Despite differences among hundreds of First Nations tribes, prior to the arrival of Europeans, the balance between women and men’s roles were typically different but complementary. Women worked the land, while the men hunted, fished, and went to war. Many tribes were also matrilineal — wealth, power, and inheritance were passed down through mothers.
When European settlers arrived, they brought with them the patriarchal European value system. Many settlers believed that women were delicate and ill-equipped for hard labor, so when they saw the women working the land, they viewed it as proof that native men treated their women as inferior. They also refused to deal with women when making trade deals. Overall, colonialism functioned to dehumanize indigenous women, forging a culture where women were less valued and thought of as property.
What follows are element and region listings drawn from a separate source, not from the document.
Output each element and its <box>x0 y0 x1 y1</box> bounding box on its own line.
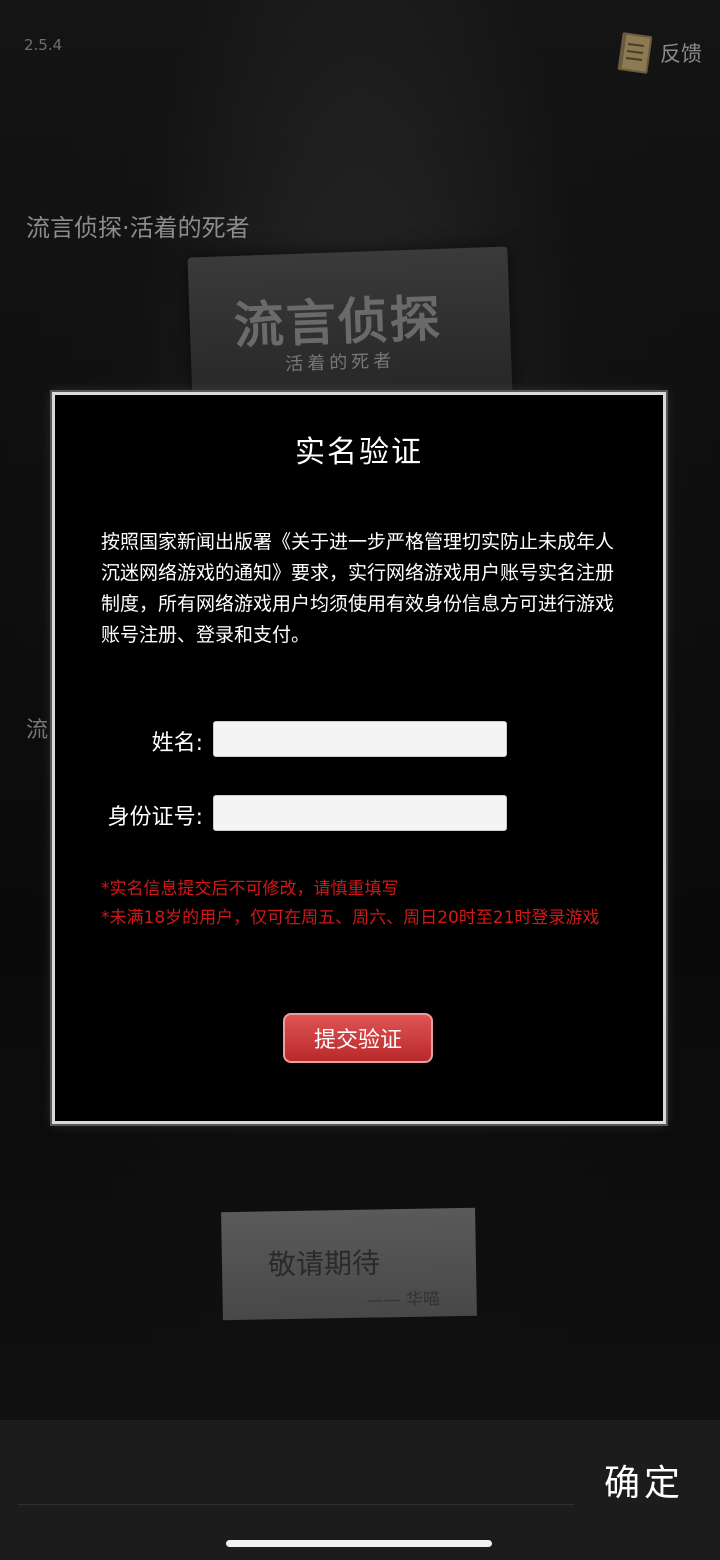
book-subtitle: 活着的死者 <box>284 350 396 376</box>
book-title: 流言侦探 <box>232 288 443 356</box>
id-number-input[interactable] <box>213 795 507 831</box>
submit-verification-button[interactable]: 提交验证 <box>283 1013 433 1063</box>
confirm-button[interactable]: 确定 <box>604 1454 684 1506</box>
background-game-title: 流言侦探·活着的死者 <box>26 214 250 242</box>
version-label: 2.5.4 <box>24 36 63 54</box>
warning-no-modify: *实名信息提交后不可修改，请慎重填写 <box>101 879 399 899</box>
bottom-bar: 确定 <box>0 1420 720 1560</box>
note-text: 敬请期待 <box>267 1246 381 1282</box>
policy-notice: 按照国家新闻出版署《关于进一步严格管理切实防止未成年人沉迷网络游戏的通知》要求，… <box>101 531 615 646</box>
notebook-icon <box>616 30 654 76</box>
name-label: 姓名: <box>151 731 203 756</box>
dialog-title: 实名验证 <box>295 435 423 470</box>
home-indicator[interactable] <box>226 1540 492 1547</box>
coming-soon-note: 敬请期待 —— 华喵 <box>221 1207 477 1321</box>
warning-minor-hours: *未满18岁的用户，仅可在周五、周六、周日20时至21时登录游戏 <box>101 908 600 928</box>
feedback-label: 反馈 <box>660 42 702 66</box>
real-name-verification-dialog: 实名验证 按照国家新闻出版署《关于进一步严格管理切实防止未成年人沉迷网络游戏的通… <box>52 392 666 1124</box>
name-input[interactable] <box>213 721 507 757</box>
note-signature: —— 华喵 <box>366 1289 441 1311</box>
feedback-button[interactable]: 反馈 <box>616 30 702 76</box>
background-second-title: 流 <box>26 718 49 743</box>
divider <box>18 1504 574 1505</box>
id-number-label: 身份证号: <box>107 805 203 830</box>
game-cover-book: 流言侦探 活着的死者 <box>187 246 513 408</box>
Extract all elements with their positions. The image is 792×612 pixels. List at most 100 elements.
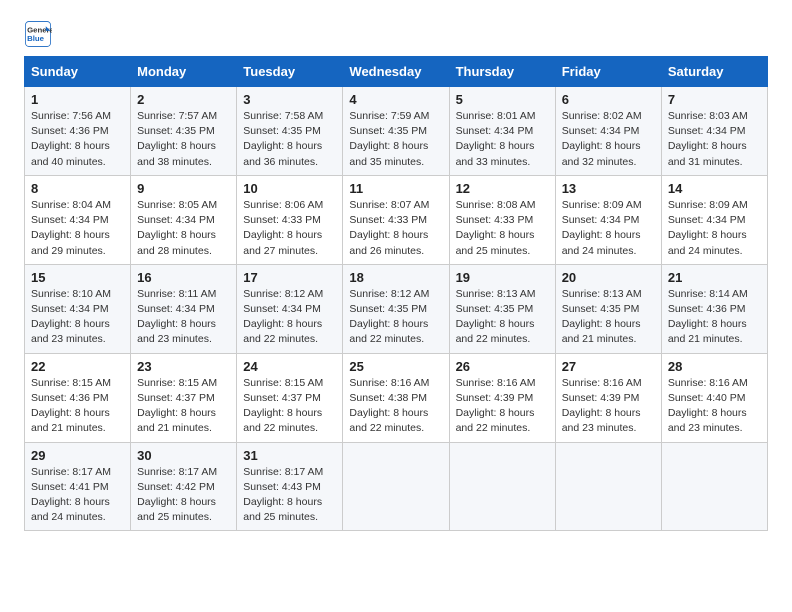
calendar-cell: 6 Sunrise: 8:02 AMSunset: 4:34 PMDayligh…	[555, 87, 661, 176]
day-detail: Sunrise: 8:08 AMSunset: 4:33 PMDaylight:…	[456, 199, 536, 257]
day-number: 3	[243, 92, 336, 107]
calendar-cell: 11 Sunrise: 8:07 AMSunset: 4:33 PMDaylig…	[343, 175, 449, 264]
day-number: 23	[137, 359, 230, 374]
day-number: 31	[243, 448, 336, 463]
day-number: 28	[668, 359, 761, 374]
day-detail: Sunrise: 8:09 AMSunset: 4:34 PMDaylight:…	[562, 199, 642, 257]
calendar-table: SundayMondayTuesdayWednesdayThursdayFrid…	[24, 56, 768, 531]
calendar-cell: 5 Sunrise: 8:01 AMSunset: 4:34 PMDayligh…	[449, 87, 555, 176]
day-detail: Sunrise: 8:06 AMSunset: 4:33 PMDaylight:…	[243, 199, 323, 257]
day-detail: Sunrise: 8:16 AMSunset: 4:40 PMDaylight:…	[668, 377, 748, 435]
day-detail: Sunrise: 7:56 AMSunset: 4:36 PMDaylight:…	[31, 110, 111, 168]
weekday-header: Monday	[131, 57, 237, 87]
weekday-header: Tuesday	[237, 57, 343, 87]
day-detail: Sunrise: 8:13 AMSunset: 4:35 PMDaylight:…	[456, 288, 536, 346]
calendar-cell: 10 Sunrise: 8:06 AMSunset: 4:33 PMDaylig…	[237, 175, 343, 264]
day-detail: Sunrise: 8:13 AMSunset: 4:35 PMDaylight:…	[562, 288, 642, 346]
day-detail: Sunrise: 8:04 AMSunset: 4:34 PMDaylight:…	[31, 199, 111, 257]
day-number: 24	[243, 359, 336, 374]
svg-text:Blue: Blue	[27, 34, 45, 43]
day-number: 19	[456, 270, 549, 285]
day-detail: Sunrise: 8:15 AMSunset: 4:37 PMDaylight:…	[137, 377, 217, 435]
day-detail: Sunrise: 8:11 AMSunset: 4:34 PMDaylight:…	[137, 288, 216, 346]
calendar-row: 1 Sunrise: 7:56 AMSunset: 4:36 PMDayligh…	[25, 87, 768, 176]
day-number: 6	[562, 92, 655, 107]
calendar-cell: 15 Sunrise: 8:10 AMSunset: 4:34 PMDaylig…	[25, 264, 131, 353]
calendar-cell: 16 Sunrise: 8:11 AMSunset: 4:34 PMDaylig…	[131, 264, 237, 353]
weekday-header: Thursday	[449, 57, 555, 87]
day-number: 7	[668, 92, 761, 107]
calendar-cell: 27 Sunrise: 8:16 AMSunset: 4:39 PMDaylig…	[555, 353, 661, 442]
calendar-cell: 17 Sunrise: 8:12 AMSunset: 4:34 PMDaylig…	[237, 264, 343, 353]
day-number: 18	[349, 270, 442, 285]
calendar-row: 22 Sunrise: 8:15 AMSunset: 4:36 PMDaylig…	[25, 353, 768, 442]
day-number: 21	[668, 270, 761, 285]
page-header: General Blue	[24, 20, 768, 48]
calendar-header: SundayMondayTuesdayWednesdayThursdayFrid…	[25, 57, 768, 87]
day-number: 4	[349, 92, 442, 107]
calendar-row: 29 Sunrise: 8:17 AMSunset: 4:41 PMDaylig…	[25, 442, 768, 531]
day-number: 10	[243, 181, 336, 196]
logo: General Blue	[24, 20, 56, 48]
calendar-cell	[555, 442, 661, 531]
day-detail: Sunrise: 8:17 AMSunset: 4:43 PMDaylight:…	[243, 466, 323, 524]
day-detail: Sunrise: 7:59 AMSunset: 4:35 PMDaylight:…	[349, 110, 429, 168]
day-detail: Sunrise: 8:12 AMSunset: 4:34 PMDaylight:…	[243, 288, 323, 346]
day-detail: Sunrise: 8:07 AMSunset: 4:33 PMDaylight:…	[349, 199, 429, 257]
calendar-cell: 3 Sunrise: 7:58 AMSunset: 4:35 PMDayligh…	[237, 87, 343, 176]
day-number: 15	[31, 270, 124, 285]
calendar-row: 15 Sunrise: 8:10 AMSunset: 4:34 PMDaylig…	[25, 264, 768, 353]
day-number: 30	[137, 448, 230, 463]
day-detail: Sunrise: 8:16 AMSunset: 4:38 PMDaylight:…	[349, 377, 429, 435]
calendar-cell: 25 Sunrise: 8:16 AMSunset: 4:38 PMDaylig…	[343, 353, 449, 442]
day-detail: Sunrise: 7:57 AMSunset: 4:35 PMDaylight:…	[137, 110, 217, 168]
weekday-header: Friday	[555, 57, 661, 87]
calendar-cell: 4 Sunrise: 7:59 AMSunset: 4:35 PMDayligh…	[343, 87, 449, 176]
day-detail: Sunrise: 8:12 AMSunset: 4:35 PMDaylight:…	[349, 288, 429, 346]
calendar-cell: 12 Sunrise: 8:08 AMSunset: 4:33 PMDaylig…	[449, 175, 555, 264]
day-detail: Sunrise: 8:10 AMSunset: 4:34 PMDaylight:…	[31, 288, 111, 346]
day-number: 14	[668, 181, 761, 196]
day-number: 29	[31, 448, 124, 463]
day-detail: Sunrise: 8:03 AMSunset: 4:34 PMDaylight:…	[668, 110, 748, 168]
day-number: 5	[456, 92, 549, 107]
calendar-cell: 18 Sunrise: 8:12 AMSunset: 4:35 PMDaylig…	[343, 264, 449, 353]
calendar-cell	[343, 442, 449, 531]
day-detail: Sunrise: 8:01 AMSunset: 4:34 PMDaylight:…	[456, 110, 536, 168]
calendar-body: 1 Sunrise: 7:56 AMSunset: 4:36 PMDayligh…	[25, 87, 768, 531]
logo-icon: General Blue	[24, 20, 52, 48]
day-number: 22	[31, 359, 124, 374]
calendar-row: 8 Sunrise: 8:04 AMSunset: 4:34 PMDayligh…	[25, 175, 768, 264]
day-detail: Sunrise: 7:58 AMSunset: 4:35 PMDaylight:…	[243, 110, 323, 168]
day-number: 1	[31, 92, 124, 107]
day-number: 27	[562, 359, 655, 374]
day-detail: Sunrise: 8:05 AMSunset: 4:34 PMDaylight:…	[137, 199, 217, 257]
day-detail: Sunrise: 8:14 AMSunset: 4:36 PMDaylight:…	[668, 288, 748, 346]
calendar-cell: 26 Sunrise: 8:16 AMSunset: 4:39 PMDaylig…	[449, 353, 555, 442]
calendar-cell	[661, 442, 767, 531]
calendar-cell: 19 Sunrise: 8:13 AMSunset: 4:35 PMDaylig…	[449, 264, 555, 353]
calendar-cell: 14 Sunrise: 8:09 AMSunset: 4:34 PMDaylig…	[661, 175, 767, 264]
day-detail: Sunrise: 8:09 AMSunset: 4:34 PMDaylight:…	[668, 199, 748, 257]
calendar-cell: 31 Sunrise: 8:17 AMSunset: 4:43 PMDaylig…	[237, 442, 343, 531]
day-detail: Sunrise: 8:16 AMSunset: 4:39 PMDaylight:…	[562, 377, 642, 435]
calendar-cell	[449, 442, 555, 531]
calendar-cell: 28 Sunrise: 8:16 AMSunset: 4:40 PMDaylig…	[661, 353, 767, 442]
calendar-cell: 22 Sunrise: 8:15 AMSunset: 4:36 PMDaylig…	[25, 353, 131, 442]
calendar-cell: 29 Sunrise: 8:17 AMSunset: 4:41 PMDaylig…	[25, 442, 131, 531]
day-number: 20	[562, 270, 655, 285]
day-number: 12	[456, 181, 549, 196]
day-detail: Sunrise: 8:17 AMSunset: 4:41 PMDaylight:…	[31, 466, 111, 524]
day-number: 9	[137, 181, 230, 196]
calendar-cell: 13 Sunrise: 8:09 AMSunset: 4:34 PMDaylig…	[555, 175, 661, 264]
day-number: 17	[243, 270, 336, 285]
day-number: 16	[137, 270, 230, 285]
calendar-cell: 20 Sunrise: 8:13 AMSunset: 4:35 PMDaylig…	[555, 264, 661, 353]
day-number: 11	[349, 181, 442, 196]
calendar-cell: 24 Sunrise: 8:15 AMSunset: 4:37 PMDaylig…	[237, 353, 343, 442]
day-number: 13	[562, 181, 655, 196]
day-detail: Sunrise: 8:17 AMSunset: 4:42 PMDaylight:…	[137, 466, 217, 524]
header-row: SundayMondayTuesdayWednesdayThursdayFrid…	[25, 57, 768, 87]
day-detail: Sunrise: 8:02 AMSunset: 4:34 PMDaylight:…	[562, 110, 642, 168]
calendar-cell: 2 Sunrise: 7:57 AMSunset: 4:35 PMDayligh…	[131, 87, 237, 176]
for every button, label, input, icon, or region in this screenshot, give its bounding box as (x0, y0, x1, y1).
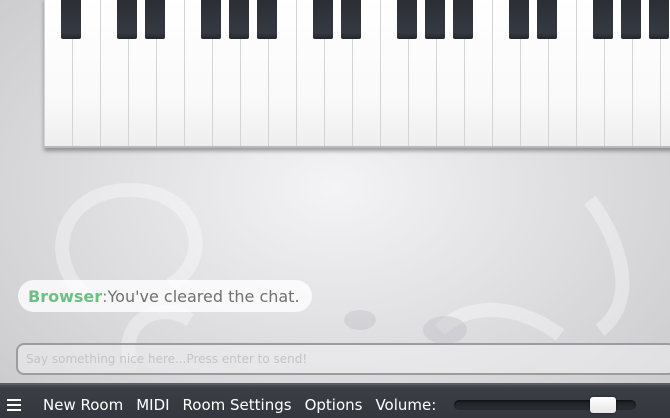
black-key[interactable] (649, 0, 669, 39)
midi-button[interactable]: MIDI (136, 396, 169, 414)
volume-slider[interactable] (454, 396, 637, 413)
black-key[interactable] (397, 0, 417, 39)
bottom-toolbar: New Room MIDI Room Settings Options Volu… (0, 383, 670, 418)
new-room-button[interactable]: New Room (43, 396, 123, 414)
black-key[interactable] (537, 0, 557, 39)
black-key[interactable] (425, 0, 445, 39)
black-key[interactable] (117, 0, 137, 39)
black-key[interactable] (593, 0, 613, 39)
chat-message-text: You've cleared the chat. (107, 286, 300, 306)
black-key[interactable] (453, 0, 473, 39)
volume-slider-thumb[interactable] (590, 396, 617, 413)
black-key[interactable] (257, 0, 277, 39)
chat-input[interactable] (18, 345, 670, 373)
piano-keyboard[interactable] (44, 0, 670, 148)
black-key[interactable] (509, 0, 529, 39)
black-key[interactable] (61, 0, 81, 39)
black-key[interactable] (229, 0, 249, 39)
black-key[interactable] (341, 0, 361, 39)
black-key[interactable] (313, 0, 333, 39)
chat-input-container (16, 343, 670, 375)
black-key[interactable] (201, 0, 221, 39)
chat-message: Browser : You've cleared the chat. (18, 280, 312, 312)
hamburger-menu-icon[interactable] (7, 398, 21, 411)
chat-message-author: Browser (28, 286, 103, 306)
options-button[interactable]: Options (305, 396, 363, 414)
black-key[interactable] (145, 0, 165, 39)
room-settings-button[interactable]: Room Settings (183, 396, 292, 414)
volume-label: Volume: (375, 395, 437, 414)
black-key[interactable] (621, 0, 641, 39)
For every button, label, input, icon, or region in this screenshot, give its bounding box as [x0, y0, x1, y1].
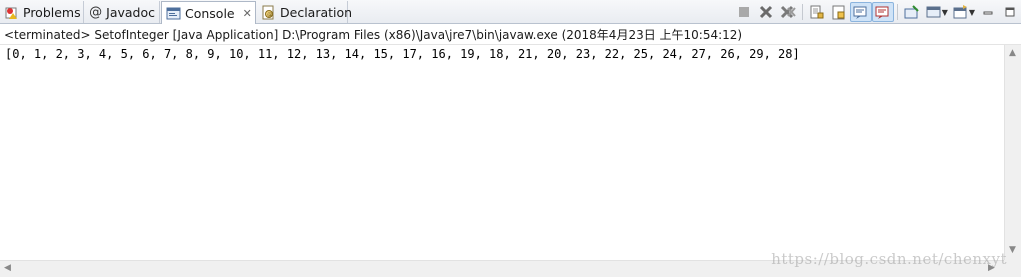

According to the National Institute of Justice, 84% of Indigenous women have experienced psychological, sexual, or physical violence in their lifetime, with more than half of that abuse endured at the hands of an intimate partner. More than 66% of Native women say they have been the victims of psychological abuse by a partner. Comparatively, 35% of women and 28% of men in the mainstream population can say the same. Additionally, more than half of the women that experienced physical abuse also experienced sexual abuse. Nearly 97% of these cases were committed by non-Native individuals.
On top of these shocking statistics, only 38% of those victims were able to access legal, medical, or other support services.